If the patient is cleared for the procedure and consents to it, he may begin choosing his preferred type of cochlear implant device, the differences of which will be explained to him, so he can proceed with the procedure.
Possible risks and complications
An evaluation for cochlear implants ensures that the said device is indeed the best treatment option for the patient and that it is implanted safely with the least amount of risk. Cochlear implantation is a complex surgical procedure that comes with certain risks, such as:
- Increased susceptibility for pneumococcal meningitis, which can easily be resolved with a pneumococcal vaccine after the evaluation
- Allergic reaction to anesthetics, which is why most patients also have to schedule an appointment with their anesthesiologist before the implantation
Given these possible risks and complications, a thorough evaluation of the patient's suitability for the procedure needs to be conducted for his best interests.
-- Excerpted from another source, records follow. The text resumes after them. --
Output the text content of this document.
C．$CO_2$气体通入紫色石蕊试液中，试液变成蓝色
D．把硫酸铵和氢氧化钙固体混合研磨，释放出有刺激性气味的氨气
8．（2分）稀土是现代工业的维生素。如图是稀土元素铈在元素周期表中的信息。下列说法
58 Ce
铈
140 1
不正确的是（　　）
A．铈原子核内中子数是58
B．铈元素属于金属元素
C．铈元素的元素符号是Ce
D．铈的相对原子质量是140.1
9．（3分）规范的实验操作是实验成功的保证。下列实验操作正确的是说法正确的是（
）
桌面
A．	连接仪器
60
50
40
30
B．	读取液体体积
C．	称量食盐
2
Limb CJ, Francis HW, Niparko JK. Cochlear implantation. In: Flint PW, Haughey BH, Lund LJ, et al, eds. Cummings Otolaryngology: Head & Neck Surgery. 6th ed. Philadelphia, PA: Elsevier Mosby; 2015:chap 160.
Sparreboom M, van Schoonhoven J, van Zanten BG, et al. The effectiveness of bilateral cochlear implants for severe-to-profound deafness in children: a systematic review. Otol Neurotol. 2010 Sep;31(7):1062-71. PMID: 20601922. www.ncbi.nlm.nih.gov/pubmed/20601922.